Mes soleils sont faits en boites de sirop découpées en lamelles. Au centre, c’est le bouchon de la bouteille de sirop. Les lamelles font environ 2 cm et sont découpées dans la longueur jusqu’à 3 cm avant la base. Je les aplatis avec le plat d’une cuillère à soupe, pour les rendre le plus plat possible. A force, ça fait un arrondi.
C’est juste décoratif, ici, c’est la misère.
Ce sont les couteaux cantinés dans la détention. En moins de 15 jours ils ne coupent plus. La lame se plie dans tous les sens.
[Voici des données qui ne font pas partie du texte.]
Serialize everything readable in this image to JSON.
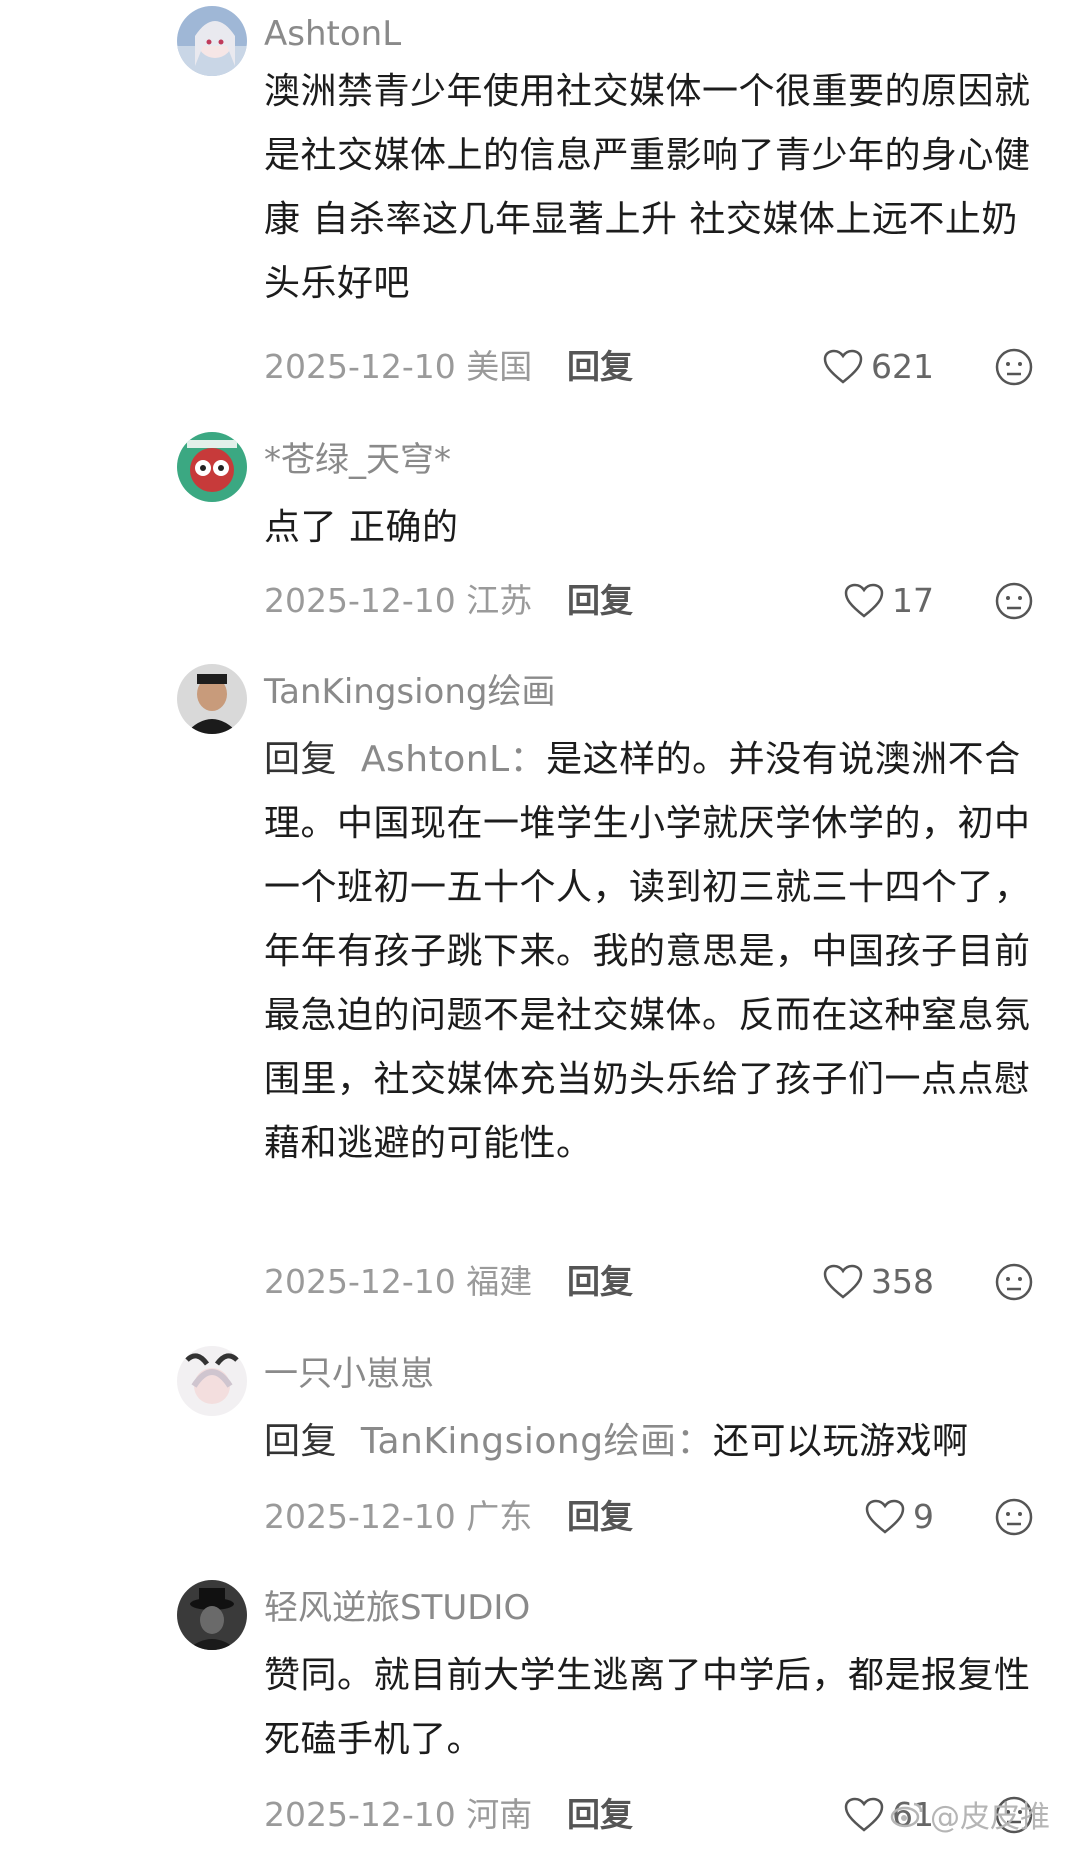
{
  "comments": [
    {
      "username": "AshtonL",
      "reply_prefix": "",
      "reply_to": "",
      "text": "澳洲禁青少年使用社交媒体一个很重要的原因就是社交媒体上的信息严重影响了青少年的身心健康 自杀率这几年显著上升 社交媒体上远不止奶头乐好吧",
      "date": "2025-12-10 美国",
      "reply_label": "回复",
      "likes": "621"
    },
    {
      "username": "*苍绿_天穹*",
      "reply_prefix": "",
      "reply_to": "",
      "text": "点了 正确的",
      "date": "2025-12-10 江苏",
      "reply_label": "回复",
      "likes": "17"
    },
    {
      "username": "TanKingsiong绘画",
      "reply_prefix": "回复",
      "reply_to": "AshtonL：",
      "text": "是这样的。并没有说澳洲不合理。中国现在一堆学生小学就厌学休学的，初中一个班初一五十个人，读到初三就三十四个了，年年有孩子跳下来。我的意思是，中国孩子目前最急迫的问题不是社交媒体。反而在这种窒息氛围里，社交媒体充当奶头乐给了孩子们一点点慰藉和逃避的可能性。",
      "date": "2025-12-10 福建",
      "reply_label": "回复",
      "likes": "358"
    },
    {
      "username": "一只小崽崽",
      "reply_prefix": "回复",
      "reply_to": "TanKingsiong绘画：",
      "text": "还可以玩游戏啊",
      "date": "2025-12-10 广东",
      "reply_label": "回复",
      "likes": "9"
    },
    {
      "username": "轻风逆旅STUDIO",
      "reply_prefix": "",
      "reply_to": "",
      "text": "赞同。就目前大学生逃离了中学后，都是报复性死磕手机了。",
      "date": "2025-12-10 河南",
      "reply_label": "回复",
      "likes": "61"
    }
  ],
  "watermark": "@皮皮推",
  "icons": {
    "like": "heart-outline-icon",
    "dislike": "neutral-face-icon"
  },
  "colors": {
    "text": "#1c1c1c",
    "secondary": "#8a8a8a"
  }
}
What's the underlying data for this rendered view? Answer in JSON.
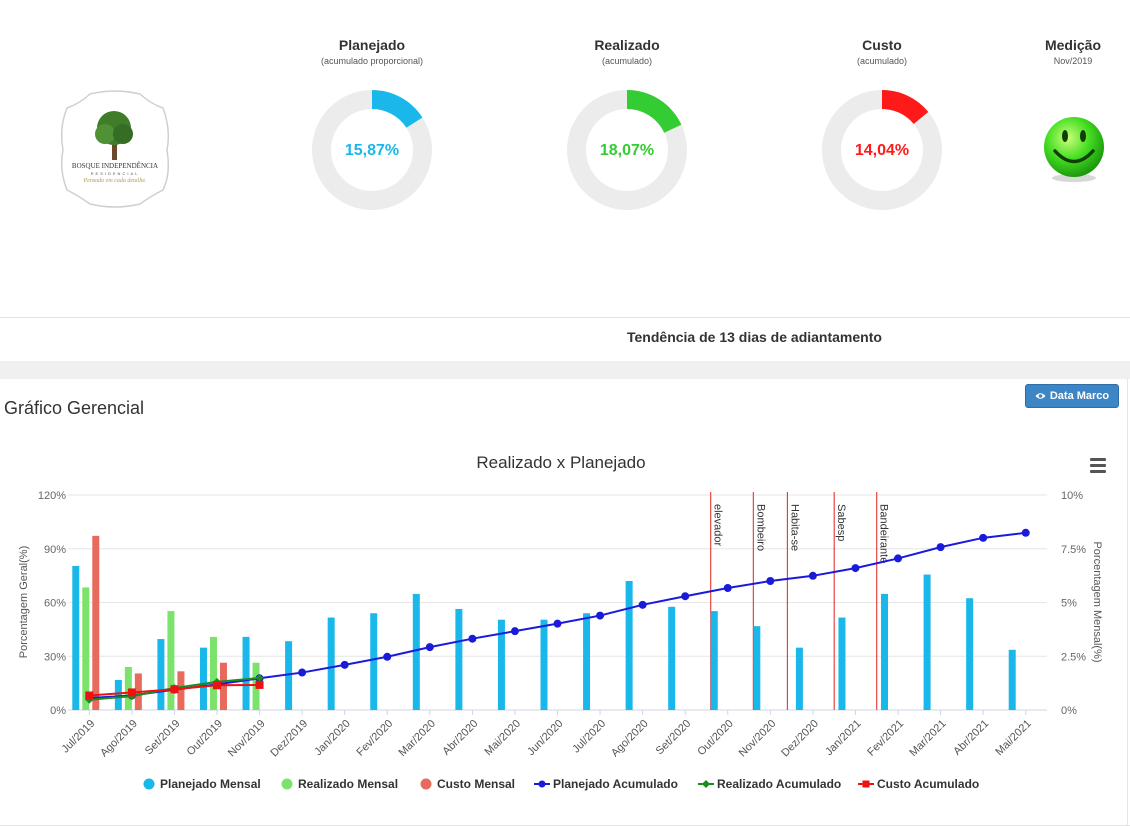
{
  "kpis": [
    {
      "title": "Planejado",
      "subtitle": "(acumulado proporcional)",
      "value": "15,87%",
      "fraction": 0.1587,
      "color": "#1ab7ea"
    },
    {
      "title": "Realizado",
      "subtitle": "(acumulado)",
      "value": "18,07%",
      "fraction": 0.1807,
      "color": "#33cc33"
    },
    {
      "title": "Custo",
      "subtitle": "(acumulado)",
      "value": "14,04%",
      "fraction": 0.1404,
      "color": "#ff1a1a"
    }
  ],
  "medicao": {
    "title": "Medição",
    "subtitle": "Nov/2019",
    "icon": "smiley-face-icon"
  },
  "logo": {
    "name": "BOSQUE INDEPENDÊNCIA",
    "tagline": "RESIDENCIAL",
    "slogan": "Pensado em cada detalhe."
  },
  "trend_text": "Tendência de 13 dias de adiantamento",
  "panel": {
    "title": "Gráfico Gerencial",
    "button_label": "Data Marco",
    "button_icon": "eye-icon"
  },
  "chart_data": {
    "type": "bar",
    "title": "Realizado x Planejado",
    "ylabel_left": "Porcentagem Geral(%)",
    "ylabel_right": "Porcentagem Mensal(%)",
    "ylim_left": [
      0,
      120
    ],
    "ylim_right": [
      0,
      10
    ],
    "yticks_left": [
      "0%",
      "30%",
      "60%",
      "90%",
      "120%"
    ],
    "yticks_right": [
      "0%",
      "2.5%",
      "5%",
      "7.5%",
      "10%"
    ],
    "grid": true,
    "legend_position": "bottom",
    "categories": [
      "Jul/2019",
      "Ago/2019",
      "Set/2019",
      "Out/2019",
      "Nov/2019",
      "Dez/2019",
      "Jan/2020",
      "Fev/2020",
      "Mar/2020",
      "Abr/2020",
      "Mai/2020",
      "Jun/2020",
      "Jul/2020",
      "Ago/2020",
      "Set/2020",
      "Out/2020",
      "Nov/2020",
      "Dez/2020",
      "Jan/2021",
      "Fev/2021",
      "Mar/2021",
      "Abr/2021",
      "Mai/2021"
    ],
    "series": [
      {
        "name": "Planejado Mensal",
        "kind": "bar",
        "axis": "right",
        "color": "#1ab7ea",
        "values": [
          6.7,
          1.4,
          3.3,
          2.9,
          3.4,
          3.2,
          4.3,
          4.5,
          5.4,
          4.7,
          4.2,
          4.2,
          4.5,
          6.0,
          4.8,
          4.6,
          3.9,
          2.9,
          4.3,
          5.4,
          6.3,
          5.2,
          2.8
        ]
      },
      {
        "name": "Realizado Mensal",
        "kind": "bar",
        "axis": "right",
        "color": "#7be36b",
        "values": [
          5.7,
          2.0,
          4.6,
          3.4,
          2.2
        ]
      },
      {
        "name": "Custo Mensal",
        "kind": "bar",
        "axis": "right",
        "color": "#e86a5c",
        "values": [
          8.1,
          1.7,
          1.8,
          2.2
        ]
      },
      {
        "name": "Planejado Acumulado",
        "kind": "line",
        "axis": "left",
        "color": "#1a1adb",
        "marker": "circle",
        "values": [
          6.7,
          8.1,
          11.4,
          14.3,
          17.7,
          20.9,
          25.2,
          29.7,
          35.1,
          39.8,
          44.0,
          48.2,
          52.7,
          58.7,
          63.5,
          68.1,
          72.0,
          74.9,
          79.2,
          84.6,
          90.9,
          96.1,
          98.9
        ]
      },
      {
        "name": "Realizado Acumulado",
        "kind": "line",
        "axis": "left",
        "color": "#1e8b1e",
        "marker": "diamond",
        "values": [
          5.7,
          7.7,
          12.3,
          15.7,
          17.9
        ]
      },
      {
        "name": "Custo Acumulado",
        "kind": "line",
        "axis": "left",
        "color": "#ee1111",
        "marker": "square",
        "values": [
          8.1,
          9.8,
          11.6,
          13.8,
          14.0
        ]
      }
    ],
    "milestones": [
      {
        "label": "elevador",
        "position": 15.1
      },
      {
        "label": "Bombeiro",
        "position": 16.1
      },
      {
        "label": "Habita-se",
        "position": 16.9
      },
      {
        "label": "Sabesp",
        "position": 18.0
      },
      {
        "label": "Bandeirante",
        "position": 19.0
      }
    ]
  }
}
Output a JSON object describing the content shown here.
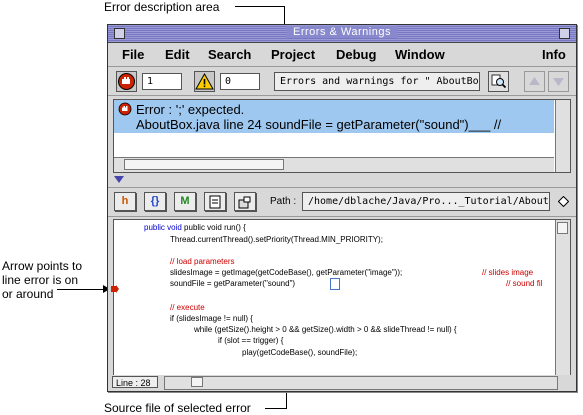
{
  "annotations": {
    "error_description": "Error description area",
    "arrow_points": [
      "Arrow points to",
      "line error is on",
      "or around"
    ],
    "source_file": "Source file of selected error"
  },
  "window": {
    "title": "Errors & Warnings"
  },
  "menu": [
    "File",
    "Edit",
    "Search",
    "Project",
    "Debug",
    "Window",
    "Info"
  ],
  "toolbar": {
    "error_count": "1",
    "warning_count": "0",
    "description": "Errors and warnings for \" AboutBox.mcp \""
  },
  "error_list": {
    "selected_line_1": "Error   : ';' expected.",
    "selected_line_2": "AboutBox.java line 24     soundFile = getParameter(\"sound\")___     //"
  },
  "source_toolbar": {
    "path_label": "Path :",
    "path_value": "/home/dblache/Java/Pro..._Tutorial/AboutBox.java"
  },
  "source_code": {
    "lines": [
      "public void run() {",
      "Thread.currentThread().setPriority(Thread.MIN_PRIORITY);",
      "",
      "// load parameters",
      "slidesImage = getImage(getCodeBase(), getParameter(\"image\"));",
      "soundFile = getParameter(\"sound\")",
      "",
      "// execute",
      "if (slidesImage != null) {",
      "while (getSize().height > 0 && getSize().width > 0 && slideThread != null) {",
      "if (slot == trigger) {",
      "play(getCodeBase(), soundFile);"
    ],
    "comment_slides": "// slides image",
    "comment_sound": "// sound fil"
  },
  "status": {
    "line_label": "Line : 28"
  },
  "colors": {
    "selection": "#9fc8f0",
    "title_bar": "#8888cc",
    "keyword": "#0000cc",
    "comment": "#cc0000",
    "error_marker": "#cc2200"
  }
}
On a trouvé un moyen de les consolider gràçce au détenu affecté à la plomberie.
Il récupère des bouts de tuyaux de cuivre foutus et coupe dedans des petits morceaux de un centimètre.
Il passe la bague de cuivre autour du couteau, puis il l’écrase au marteau pour bloquer ensemble la lame et le manche. Avant, il vaut mieux entourer le manche de scotch noir pour que le plastique n’éclate pas.
Ici tous les travailleurs du rez-de-chaussée ont ce système de couteaux.
C’est tout ce qu’on a pour manger : le couteau pliant, la fourchette et une cuillère à soupe. On n’a pas de petite cuillère. On mange le dessert avec la grosse cuillère...
Le cendrier est fait avec des chutes de boites de Ricoré. J’ai découpé la partie supérieure d’une boite avec son couvercle.
Les "reposes clopes", ce sont des petits morceaux de plastique de la boite. Avec le briquet, j’ai chauffé l’endroit o๠je voulais les fixer et pour consolider la soudure, j’ai fait tomber quelques gouttes de plastique fondu.
Dans le fond, pour que ça ne brûle pas je mets du papier de chocolat.
Le "briquet de salon" lui aussi est fait dans le haut de la boite de Ricoré.
Comme ça il est plus facile à trouver la nuit, sur la table.
Je fais mes cendriers dans des pots de Ricoré ou dans des fonds de canettes.
Avec le petit couteau pliant j’ai fait des lamelles verticales dans la canette de Coca et j’en ai rabattu une pour pouvoir poser la cigarette. L’autre coté est un peu raté.
Ici, nous n’avons pas de chaise en cellule. C’est mon ancien codétenu qui a fait celle-ci avec un tabouret.
Le coussin du siège est fait avec un morceau de mousse de matelas recouverte d’un chiffon. On récupère la mousse quand il y a des changements de matelas.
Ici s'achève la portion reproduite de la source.